Yes, but: The authors’ estimates of carbon emissions likely are overestimates. Older GPUs such as the A100 are less energy-efficient than newer ones; and much cloud computing takes place in data centers powered by renewable energy sources that emit less carbon than global average energy consumption. For example, Google and Amazon match their electricity consumption with renewable energy, and Meta has powered its data centers solely by renewable energy since 2020.

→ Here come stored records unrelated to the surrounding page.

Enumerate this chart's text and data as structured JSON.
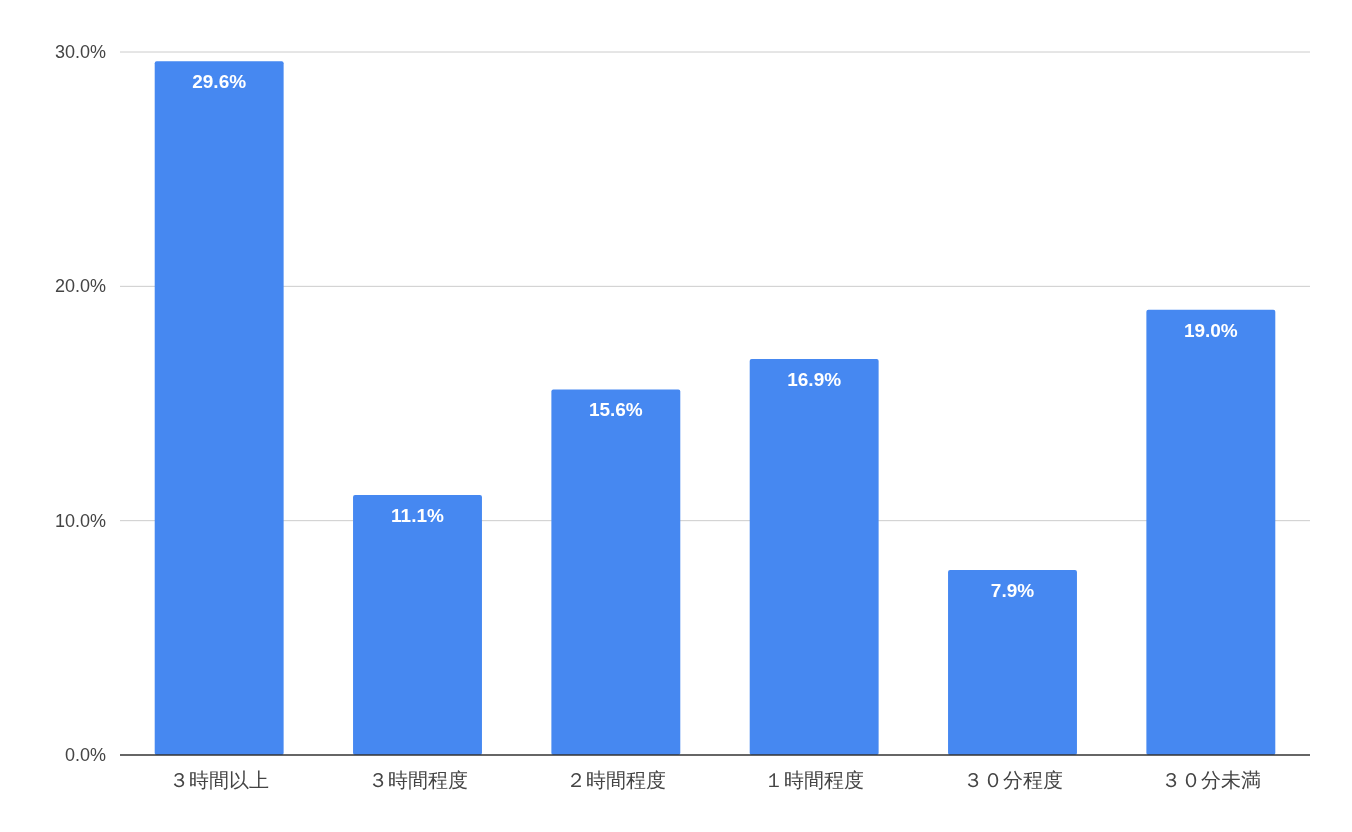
{
  "chart_data": {
    "type": "bar",
    "categories": [
      "３時間以上",
      "３時間程度",
      "２時間程度",
      "１時間程度",
      "３０分程度",
      "３０分未満"
    ],
    "values": [
      29.6,
      11.1,
      15.6,
      16.9,
      7.9,
      19.0
    ],
    "value_labels": [
      "29.6%",
      "11.1%",
      "15.6%",
      "16.9%",
      "7.9%",
      "19.0%"
    ],
    "color": "#4688f1",
    "ylim": [
      0,
      30
    ],
    "yticks": [
      {
        "value": 0,
        "label": "0.0%"
      },
      {
        "value": 10,
        "label": "10.0%"
      },
      {
        "value": 20,
        "label": "20.0%"
      },
      {
        "value": 30,
        "label": "30.0%"
      }
    ],
    "grid": "y"
  }
}
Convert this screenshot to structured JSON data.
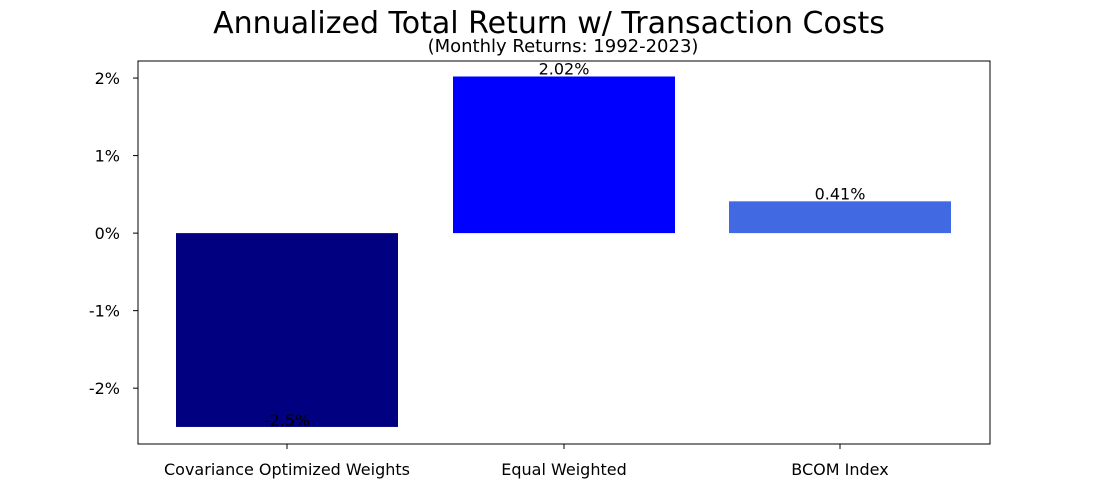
{
  "chart_data": {
    "type": "bar",
    "title": "Annualized Total Return w/ Transaction Costs",
    "subtitle": "(Monthly Returns: 1992-2023)",
    "xlabel": "",
    "ylabel": "",
    "categories": [
      "Covariance Optimized Weights",
      "Equal Weighted",
      "BCOM Index"
    ],
    "values": [
      -2.5,
      2.02,
      0.41
    ],
    "value_labels": [
      "-2.5%",
      "2.02%",
      "0.41%"
    ],
    "colors": [
      "#000080",
      "#0000ff",
      "#4169e1"
    ],
    "ylim": [
      -2.72,
      2.22
    ],
    "yticks": [
      -2,
      -1,
      0,
      1,
      2
    ],
    "ytick_labels": [
      "-2%",
      "-1%",
      "0%",
      "1%",
      "2%"
    ],
    "grid": false,
    "legend": "none"
  }
}
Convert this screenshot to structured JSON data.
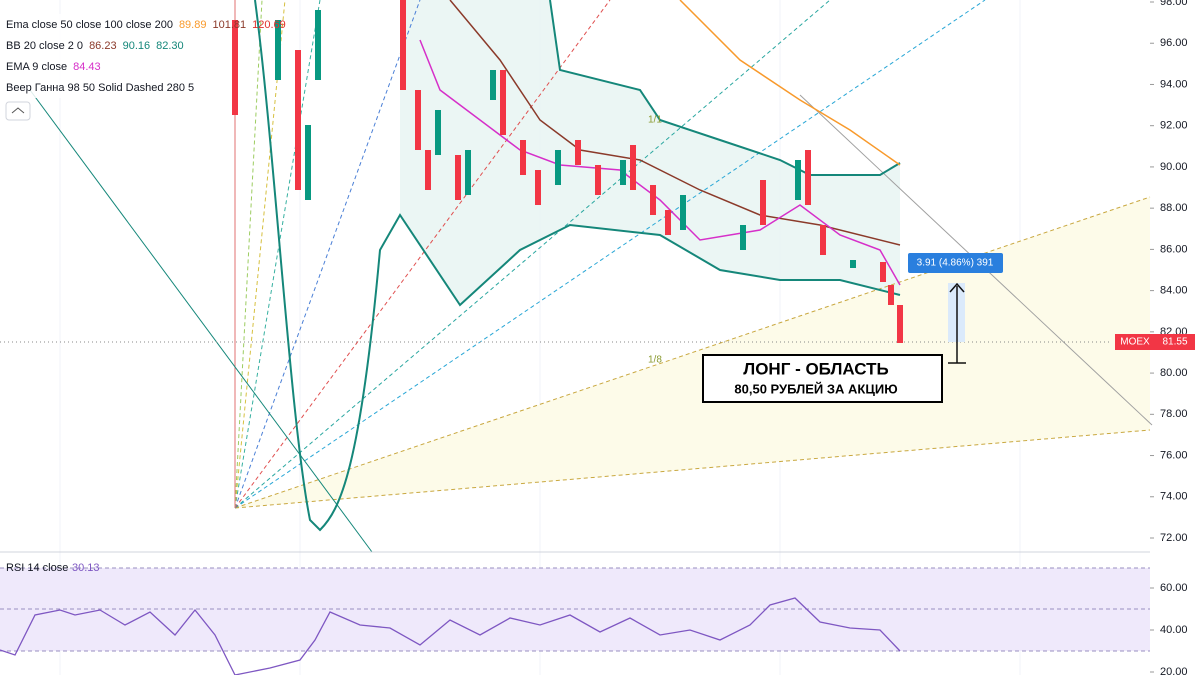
{
  "legend": [
    {
      "title": "Ema close 50 close 100 close 200",
      "values": [
        {
          "text": "89.89",
          "color": "#f89a2c"
        },
        {
          "text": "101.81",
          "color": "#8b3a2a"
        },
        {
          "text": "120.69",
          "color": "#e0302c"
        }
      ]
    },
    {
      "title": "BB 20 close 2 0",
      "values": [
        {
          "text": "86.23",
          "color": "#8b3a2a"
        },
        {
          "text": "90.16",
          "color": "#15877a"
        },
        {
          "text": "82.30",
          "color": "#15877a"
        }
      ]
    },
    {
      "title": "EMA 9 close",
      "values": [
        {
          "text": "84.43",
          "color": "#d62fc9"
        }
      ]
    },
    {
      "title": "Веер Ганна 98 50 Solid Dashed 280 5",
      "values": []
    }
  ],
  "price_axis": {
    "ticks": [
      {
        "value": 98,
        "label": "98.00"
      },
      {
        "value": 96,
        "label": "96.00"
      },
      {
        "value": 94,
        "label": "94.00"
      },
      {
        "value": 92,
        "label": "92.00"
      },
      {
        "value": 90,
        "label": "90.00"
      },
      {
        "value": 88,
        "label": "88.00"
      },
      {
        "value": 86,
        "label": "86.00"
      },
      {
        "value": 84,
        "label": "84.00"
      },
      {
        "value": 82,
        "label": "82.00"
      },
      {
        "value": 80,
        "label": "80.00"
      },
      {
        "value": 78,
        "label": "78.00"
      },
      {
        "value": 76,
        "label": "76.00"
      },
      {
        "value": 74,
        "label": "74.00"
      },
      {
        "value": 72,
        "label": "72.00"
      }
    ]
  },
  "price_tag": {
    "symbol": "MOEX",
    "price": "81.55"
  },
  "measure_label": "3.91 (4.86%) 391",
  "fan_labels": [
    "1/1",
    "1/8"
  ],
  "annotation": {
    "line1": "ЛОНГ - ОБЛАСТЬ",
    "line2": "80,50 РУБЛЕЙ ЗА АКЦИЮ"
  },
  "rsi": {
    "title": "RSI 14 close",
    "value": "30.13",
    "ticks": [
      {
        "value": 60,
        "label": "60.00"
      },
      {
        "value": 40,
        "label": "40.00"
      },
      {
        "value": 20,
        "label": "20.00"
      }
    ]
  }
}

Why it matters: The International Energy Agency projects that AI will consume increasing amounts of energy, and thus produce more greenhouse-gas emissions, as companies focus on training and serving ever larger models. Current AI poses a double-barreled challenge: The more accurate a model’s output, (i) the more emissions it will produce and (ii) the more people will query it. Much of the thinking about how to manage this issue has pointed to leaner parameter counts: Smaller models consume less energy. But the authors’ findings instead point to strategic deployment: The right model for the right task. AI providers can reduce emissions by routing inputs to models that can process them both accurately and efficiently, and by limiting outputs to appropriate lengths. These strategies don’t require building new infrastructure or models.

We’re thinking: We must continue to work toward improving AI’s energy efficiency and reducing its carbon emissions. That said, in many tasks, using AI produces fewer emissions than other approaches, such as using human labor.